NAWC Executive Director Responds to Corporate Accountability International in The Hill
Last week, NAWC Executive Director Michael Deane responded to Corporate Accountability International’s misleading op-ed in The Hill that tried to raise fear about private sector involvement in rebuilding our nation’s water infrastructure. In his response, Deane called the group’s attempt to turn the infrastructure debate into a public vs. private battle “dangerously shortsighted.” Read Michael Deane’s full piece below:
In her piece, “Trump’s infrastructure plans will hamper access to clean water,” Corporate Accountability International President Kelle Louaillier once again ignores critical, well-known facts in the discussion around private water operators and infrastructure.
While everyone from Ms. Louaillier to Mr. Trump agree on one thing — America faces a water infrastructure crisis — CAI and the activist community are clear outliers when it comes to addressing this crisis.
Their misleading claims and fearmongering are not helpful to those looking to provide communities with serious, viable solutions. Trying to make this a private versus public debate does nothing to help local leaders struggling to meet the challenges of day-to-day management of their crumbling water systems.
The private water industry provides municipalities with expertise, greater efficiencies and access to capital to make much needed investments. In fact, 73 million Americans receive safe, reliable water service thanks to a private water company.
In many communities across the country, water infrastructure needs are too great for the community to shoulder on its own. The numbers are staggering.
America’s drinking water infrastructure needs an estimated $384 billion in investment through 2030 and the amount needed for wastewater infrastructure is $271 billion.

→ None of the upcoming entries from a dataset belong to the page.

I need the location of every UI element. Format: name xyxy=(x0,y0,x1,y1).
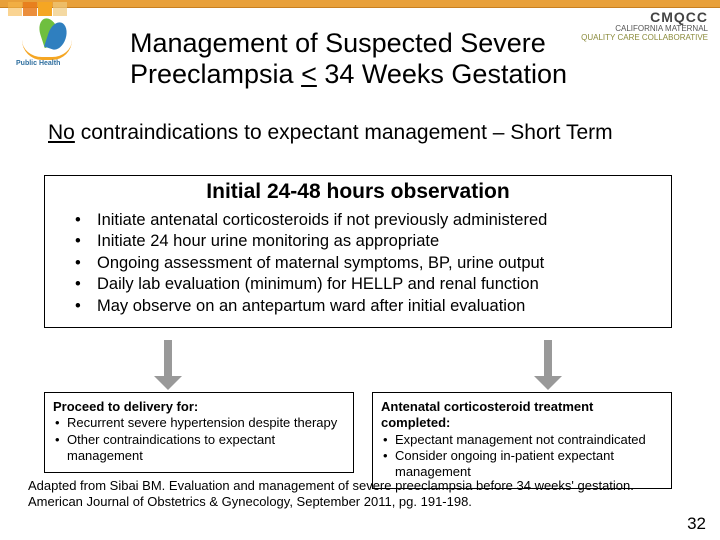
public-health-logo: Public Health xyxy=(10,18,80,73)
list-item: Other contraindications to expectant man… xyxy=(67,432,345,465)
observation-list: Initiate antenatal corticosteroids if no… xyxy=(55,210,661,317)
list-item: Daily lab evaluation (minimum) for HELLP… xyxy=(97,274,661,295)
arrow-down-icon xyxy=(530,340,566,390)
observation-heading: Initial 24-48 hours observation xyxy=(55,180,661,204)
top-orange-bar xyxy=(0,0,720,8)
corticosteroid-completed-box: Antenatal corticosteroid treatment compl… xyxy=(372,392,672,489)
list-item: Expectant management not contraindicated xyxy=(395,432,663,448)
list-item: Recurrent severe hypertension despite th… xyxy=(67,415,345,431)
list-item: Ongoing assessment of maternal symptoms,… xyxy=(97,253,661,274)
list-item: Initiate antenatal corticosteroids if no… xyxy=(97,210,661,231)
citation-text: Adapted from Sibai BM. Evaluation and ma… xyxy=(28,478,688,509)
observation-box: Initial 24-48 hours observation Initiate… xyxy=(44,175,672,328)
slide-title: Management of Suspected Severe Preeclamp… xyxy=(130,28,650,90)
box-header: Antenatal corticosteroid treatment compl… xyxy=(381,399,663,432)
public-health-label: Public Health xyxy=(16,60,60,67)
list-item: Consider ongoing in-patient expectant ma… xyxy=(395,448,663,481)
arrow-down-icon xyxy=(150,340,186,390)
list-item: May observe on an antepartum ward after … xyxy=(97,296,661,317)
box-header: Proceed to delivery for: xyxy=(53,399,345,415)
slide-subtitle: No contraindications to expectant manage… xyxy=(48,120,668,146)
list-item: Initiate 24 hour urine monitoring as app… xyxy=(97,231,661,252)
decorative-squares xyxy=(8,2,68,16)
page-number: 32 xyxy=(687,514,706,534)
proceed-delivery-box: Proceed to delivery for: Recurrent sever… xyxy=(44,392,354,473)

Here are a few more important facts about private water — a 2014 study from Georgetown University and Texas A&M found that government-operated water systems are 24 percent more likely to incur violations of the Safe Drinking Water Act than privately-operated systems.
Further, an independent analysis of EPA data by Global Water Intelligence concluded that companies that are members of the National Association of Water Companies — meaning private water companies — have far fewer EPA enforcement actions per 1 million customers. These are facts based in hard evidence, not the spin offered by CAI.
Here’s another example of CAI’s spin — the group points to the situation in Flint and claims that the crisis there has something to do with private water. The fundamental problem with CAI’s narrative is that Flint’s water system has been under public control for decades, lacking investment and operational expertise.
This ultimately resulted in dangerous levels of lead in drinking water being delivered to homes. Conflating Flint with privatization is nothing more than a scare tactic with zero supporting facts.
CAI also boldly misrepresents the role of private water operations in Hoboken, NJ. It’s true that SUEZ provides expertise in partnership with the Hoboken government to repair and maintain the water system.
However, SUEZ’s contract with Hoboken calls for the company to spend $300,000 a year on the water system. This amount of investment is barely enough to cover repairs and is certainly not enough for the city to undertake the large-scale main replacement projects that are necessary to avoid recurring breaks.
Over the 20-plus year relationship between SUEZ and Hoboken, the company has operated by the terms of the agreement, often contributing more than required to the water main repair fund.
Finally, in Pittsburgh, CAI once again gets basic facts wrong. Veolia and PWSA had a consulting agreement limited by contract and focusing on improving the day-to-day operation of the treatment plant and sharing industry best practices.
The 2014 corrosion control change from soda ash to caustic soda was an operations decision made by PWSA’s water treatment staff, not Veolia. In fact, the contract specifically stated that PWSA “will at all times be ultimately responsible for the operation and maintenance of its facilities.”
It’s dangerously shortsighted to believe, with a crisis this serious and this extensive, that the public sector can do it on its own. There is widespread recognition that private finance is crucial to meeting infrastructure challenges.
In fact, leaders and groups from all political persuasions, from President Obama’s White House and the U.S. Conference of Mayors to the Brookings Institution, understand the importance of private sector involvement in water infrastructure and delivery. So it’s really CAI that is, once again, outside the mainstream.
We are pleased to see Congress and the incoming administration ready to take action to fix our nation’s infrastructure. Only time will tell what all of the plans look like and what all the fine details are. It’s long overdue.
In the meantime, it’s irresponsible for groups like CAI to attempt to limit the options available for communities trying to address their water needs by making blanket statements decrying any role for the private sector. All options need to be on the table. Period.